Job 2: Snowblow the driveway. Thursday was one of those days that it’s great having a snowblower. The snow was heavy, so this Ancient Gardener could have “overdone” it quite easily.


As I leave the house to do jobs that are labor intensive, Ellen usually says, “Now don’t overdo it.” That’s not a cliché. She means it. I have overdone it in the past.


“Of course not, dear.”


The problem with overdoing it is that you often don’t know you’ve overdone it until you’ve already overdone it.


But I am getting more realistic about such things. In my 20s, 30s, 40s, and 50s I thought nothing of working until I could work no more. In my 60s I began to wise up a bit, to keep track of time and, well, not to overdo it.


And in my 70s, I often spread a job over several days—a half hour today, a half hour tomorrow. Snowblowing, of course, isn’t really a job that you can spread over several days, as the snow might turn to slush and then ice. So I’ve traded my snow shovel for my snowblower, and I let the snowblower do the work. I don’t wrestle with it, don’t try to force it to do something a little bit faster. I don’t push and pull. I let the gears do the work.


Snowblowing today took about three hours. I cleared our 600-foot driveway and more in about three hours.  The “more” was at the end of our driveway, where the county road crews had stacked about four feet of snow and ice.


Yes, I let the snowblower chew and spit and throw at its leisure. A neighbor used his shovel to help break it up. And then I helped that neighbor clear his driveway. And then a third neighbor needed help clearing his stack of snow and ice. Working together—with two snowblowers and one snow shovel—we got the job done in reasonable time.
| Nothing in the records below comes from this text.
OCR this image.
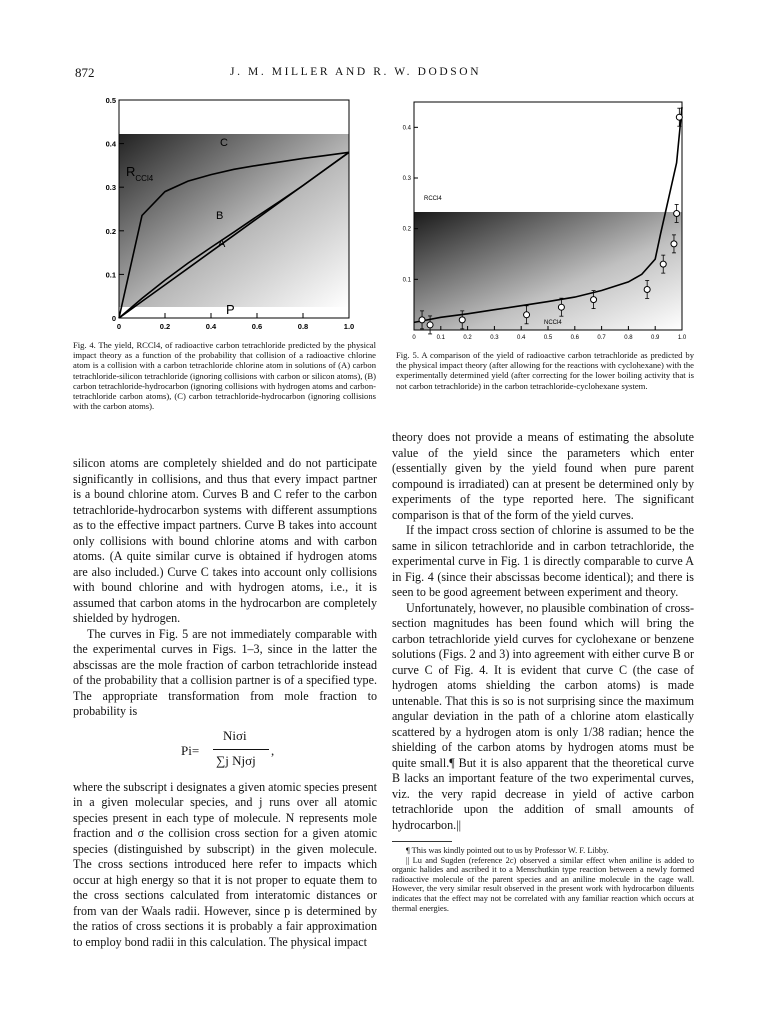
872	J. M. MILLER AND R. W. DODSON
0.5
0.4
0.3
0.2
0.1
0
0	0.2	0.4	0.6	0.8	1.0
$R_{CCl4}$
P
C
B
A
Fig. 4. The yield, RCCl4, of radioactive carbon tetrachloride predicted by the physical impact theory as a function of the probability that collision of a radioactive chlorine atom is a collision with a carbon tetrachloride chlorine atom in solutions of (A) carbon tetrachloride-silicon tetrachloride (ignoring collisions with carbon or silicon atoms), (B) carbon tetrachloride-hydrocarbon (ignoring collisions with hydrogen atoms and carbon-tetrachloride carbon atoms), (C) carbon tetrachloride-hydrocarbon (ignoring collisions with the carbon atoms).
0.4
0.3
0.2
0.1
0	0.1	0.2	0.3	0.4	0.5	0.6	0.7	0.8	0.9	1.0
RCCl4
NCCl4
Fig. 5. A comparison of the yield of radioactive carbon tetrachloride as predicted by the physical impact theory (after allowing for the reactions with cyclohexane) with the experimentally determined yield (after correcting for the lower boiling activity that is not carbon tetrachloride) in the carbon tetrachloride-cyclohexane system.

silicon atoms are completely shielded and do not participate significantly in collisions, and thus that every impact partner is a bound chlorine atom. Curves B and C refer to the carbon tetrachloride-hydrocarbon systems with different assumptions as to the effective impact partners. Curve B takes into account only collisions with bound chlorine atoms and with carbon atoms. (A quite similar curve is obtained if hydrogen atoms are also included.) Curve C takes into account only collisions with bound chlorine and with hydrogen atoms, i.e., it is assumed that carbon atoms in the hydrocarbon are completely shielded by hydrogen.

The curves in Fig. 5 are not immediately comparable with the experimental curves in Figs. 1–3, since in the latter the abscissas are the mole fraction of carbon tetrachloride instead of the probability that a collision partner is of a specified type. The appropriate transformation from mole fraction to probability is

Pi=
Niσi
∑j Njσj
,

where the subscript i designates a given atomic species present in a given molecular species, and j runs over all atomic species present in each type of molecule. N represents mole fraction and σ the collision cross section for a given atomic species (distinguished by subscript) in the given molecule. The cross sections introduced here refer to impacts which occur at high energy so that it is not proper to equate them to the cross sections calculated from interatomic distances or from van der Waals radii. However, since p is determined by the ratios of cross sections it is probably a fair approximation to employ bond radii in this calculation. The physical impact

theory does not provide a means of estimating the absolute value of the yield since the parameters which enter (essentially given by the yield found when pure parent compound is irradiated) can at present be determined only by experiments of the type reported here. The significant comparison is that of the form of the yield curves.

If the impact cross section of chlorine is assumed to be the same in silicon tetrachloride and in carbon tetrachloride, the experimental curve in Fig. 1 is directly comparable to curve A in Fig. 4 (since their abscissas become identical); and there is seen to be good agreement between experiment and theory.

Unfortunately, however, no plausible combination of cross-section magnitudes has been found which will bring the carbon tetrachloride yield curves for cyclohexane or benzene solutions (Figs. 2 and 3) into agreement with either curve B or curve C of Fig. 4. It is evident that curve C (the case of hydrogen atoms shielding the carbon atoms) is made untenable. That this is so is not surprising since the maximum angular deviation in the path of a chlorine atom elastically scattered by a hydrogen atom is only 1/38 radian; hence the shielding of the carbon atoms by hydrogen atoms must be quite small.¶ But it is also apparent that the theoretical curve B lacks an important feature of the two experimental curves, viz. the very rapid decrease in yield of active carbon tetrachloride upon the addition of small amounts of hydrocarbon.||

¶ This was kindly pointed out to us by Professor W. F. Libby.

|| Lu and Sugden (reference 2c) observed a similar effect when aniline is added to organic halides and ascribed it to a Menschutkin type reaction between a newly formed radioactive molecule of the parent species and an aniline molecule in the cage wall. However, the very similar result observed in the present work with hydrocarbon diluents indicates that the effect may not be correlated with any familiar reaction which occurs at thermal energies.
This week’s “thundersnow” soon will be but a memory. Believe me, I slept well last night.





2 comments:

  1. Alas, I checked the sagging branches of the flowering plum today. They are not just weighed down by the snow. Three of the basic limbs are cracked. Major surgery is due this spring. The plums are about 20 years old, probably near maturity, so this kind of damage is a definite minus.

    ReplyDelete
  2. Well, Bob, what gorgeous photos. I felt like I was there in the snow, but I'm with Ellen. Be CAREFUL out there. In addition to bringing on a heart attack, you might fall. Falls can be deadly, or maybe just ruin a day.

    Here's an example. Yesterday, my sister and I were heading out for lunch. My sister, age 68 and walking a half step behind me and wearing wedge heel shoes, stepped on a roundish rock on the pavement which flipped her to the cement with a thud, where she landed on right hand, knee and eye/forehead.

    Of course, seeing her go down out of the corner of my eye, scared me spitless, for she never even grunted, and I was sure she'd had a stroke. A bruise popped up around the eye socket, bulging like a small egg. She lay on the cold pavement, her head in my lap and me holding an ice pack from the restaurant on her eye, while paramedics took their sweet time to come and assess her. She was dizzy, nauseated, saying she was sleepy, and I (a former neuro ICU nurse)was busy assessing her pupils, etc., praying to beat the band, long before paramedics arrived. Then an ambulance took her to a hospital, where she was scanned, declared okay, though bruised and shaken, and sent home.

    All in all, a scary scene that ended well. God is good, for she could have broken all kinds of bones, and didn't even break her glasses.

    Moral of this long story: Be careful, Bob, watch your step, hold onto something, wear cleated boots in snow... oh, but you know this already.